Но не у всех лопатки; у многих топорики и кирки…
Где-то недалеко позади нас устроилась наша горная батарея. Она стреляет по немецким окопам, и каждый выстрел маленького орудия производит странный звук:
— Пау.
Как будто женский голос пронзительно: кричит, вырываясь изо рта вместе с огнем:
— Пау! Па-у! Пау-у!…
Снаряды задевают верхушки деревьев в лесу, или это только кажется, но в лесу шумят при выстрелах деревья, шелестит засохшая листва и гулко, далеко, раскатисто раздается эхо.
— Ау-у! ау-у, ау-у…
По моей лопатке ударило что-то твердое — вероятно осколок.
Слышен крик:
— Передать по цепи — батальонный командир ранен. Батальонным назначается капитан Чайка.
Позже, когда огонь немного стихает, я выползаю из своей дыры. Меня зовут к новому батальонному командиру. Чайка сидит позади батальона в блиндаже. Он рассказывает, что Ляхецкий ранен осколком или пулей в обе щеки насквозь.

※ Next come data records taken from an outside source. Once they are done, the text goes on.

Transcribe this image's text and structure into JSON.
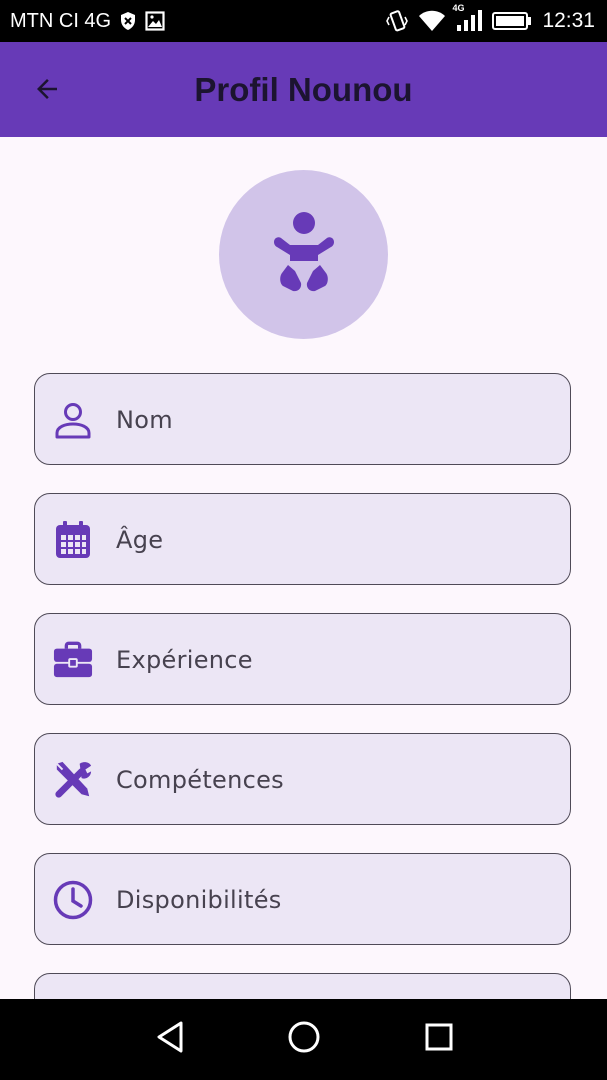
{
  "status_bar": {
    "carrier": "MTN CI 4G",
    "network_badge": "4G",
    "time": "12:31",
    "icons": [
      "shield-x-icon",
      "image-icon",
      "vibrate-icon",
      "wifi-icon",
      "signal-icon",
      "battery-icon"
    ]
  },
  "app_bar": {
    "title": "Profil Nounou",
    "back_icon": "arrow-left-icon",
    "color": "#673ab7"
  },
  "avatar": {
    "icon": "baby-icon",
    "background": "#d1c4e9",
    "icon_color": "#673ab7"
  },
  "fields": [
    {
      "label": "Nom",
      "icon": "person-icon"
    },
    {
      "label": "Âge",
      "icon": "calendar-icon"
    },
    {
      "label": "Expérience",
      "icon": "briefcase-icon"
    },
    {
      "label": "Compétences",
      "icon": "tools-icon"
    },
    {
      "label": "Disponibilités",
      "icon": "clock-icon"
    }
  ],
  "nav_bar": {
    "buttons": [
      "back-triangle-icon",
      "home-circle-icon",
      "recents-square-icon"
    ]
  },
  "colors": {
    "accent": "#673ab7",
    "background": "#fdf7fd",
    "field_fill": "#ece6f5",
    "field_border": "#4f4a57"
  }
}
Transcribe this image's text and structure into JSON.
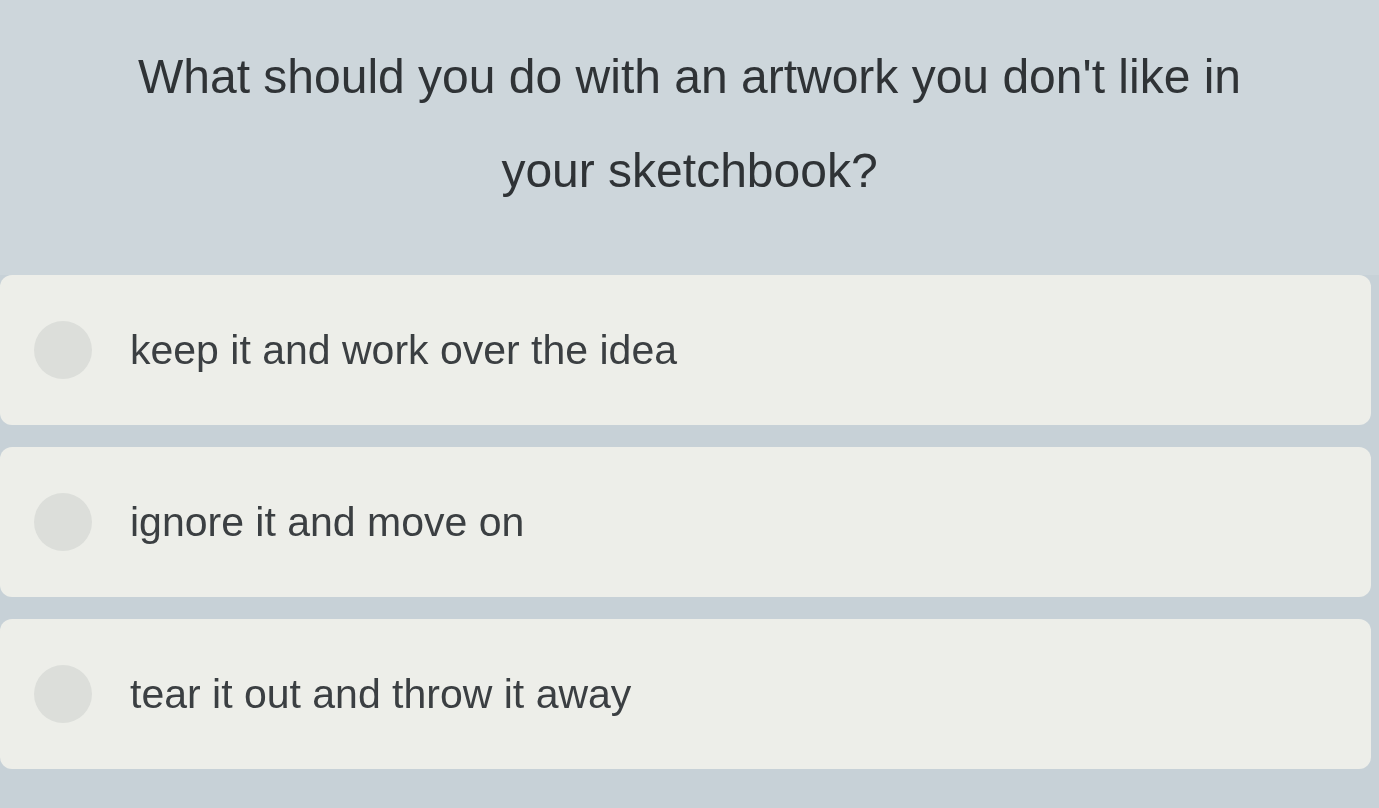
{
  "question": "What should you do with an artwork you don't like in your sketchbook?",
  "options": [
    {
      "label": "keep it and work over the idea",
      "selected": false
    },
    {
      "label": "ignore it and move on",
      "selected": false
    },
    {
      "label": "tear it out and throw it away",
      "selected": false
    }
  ]
}
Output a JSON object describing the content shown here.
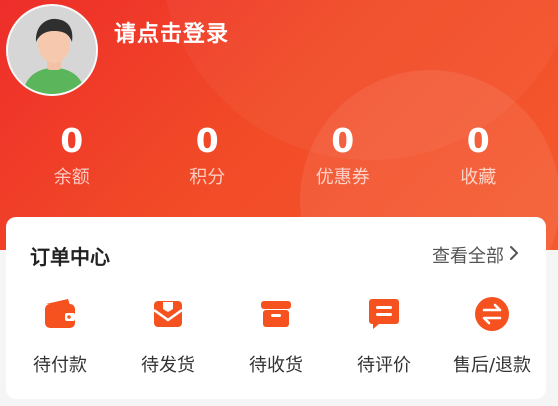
{
  "header": {
    "login_text": "请点击登录",
    "avatar_icon": "user-avatar-icon"
  },
  "stats": [
    {
      "value": "0",
      "label": "余额"
    },
    {
      "value": "0",
      "label": "积分"
    },
    {
      "value": "0",
      "label": "优惠券"
    },
    {
      "value": "0",
      "label": "收藏"
    }
  ],
  "orders": {
    "title": "订单中心",
    "view_all": "查看全部",
    "chevron_icon": "chevron-right-icon",
    "items": [
      {
        "label": "待付款",
        "icon": "wallet-icon"
      },
      {
        "label": "待发货",
        "icon": "package-send-icon"
      },
      {
        "label": "待收货",
        "icon": "box-receive-icon"
      },
      {
        "label": "待评价",
        "icon": "comment-icon"
      },
      {
        "label": "售后/退款",
        "icon": "exchange-icon"
      }
    ]
  },
  "colors": {
    "brand": "#EE2D2A",
    "icon_orange": "#F5521F"
  }
}
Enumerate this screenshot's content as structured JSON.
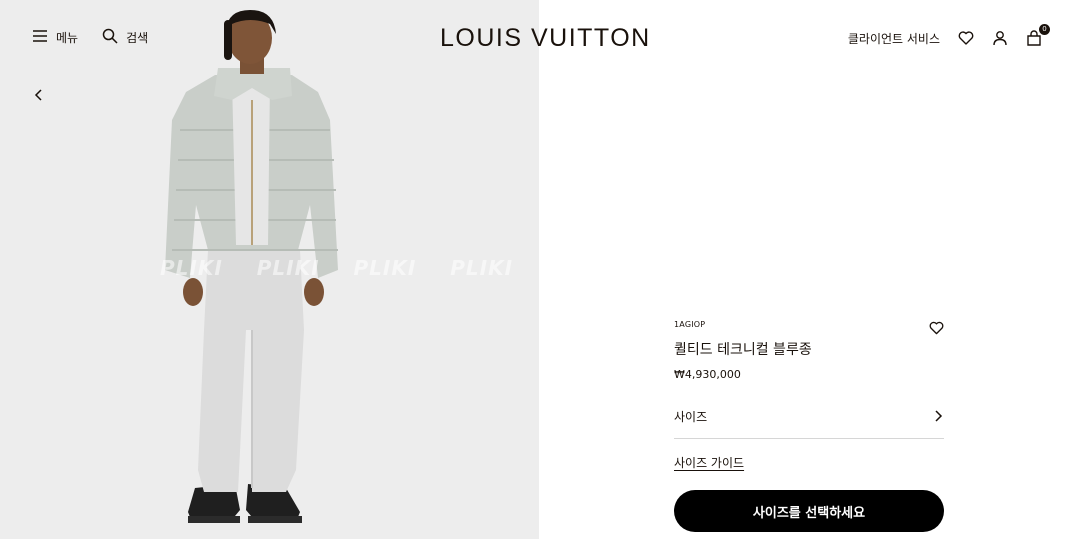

В блиндаже сыро и холодно, но над головой прочный навес. Рядом с Чайкой — телефонист. Когда наступают сумерки, Былин бежит из окопов в одиноко стоящую недалеко халупу. Он разводит огонь в плите. Из трубы халупы валит дым. В окне светится огонек. Бегу туда погреться. Скоро халупа наполняется солдатами. На плите десятки котелков. На топливо ломают мебель, кровати и шкафы.
Недалеко с грохотом разрывается снаряд. Я кричу Былину:
— Нащупывают халупу. Бежим.
— Ось погоди, сейчас вскипит вода, тогда пойдем.
— Батальонный приказал сейчас же уйти из халупы.
Я бегу. Остальные за мной. Былин тащит чайник с кипятком.
Добегаем до окопов и слышим новый грохот. У халупы взрывается еще снаряд. Потом третий, и халупа вдруг вспыхивает, как порох. Проходят одна-две минуты, изба полыхает, как огромный костер. Половина неба охвачена багровым заревом…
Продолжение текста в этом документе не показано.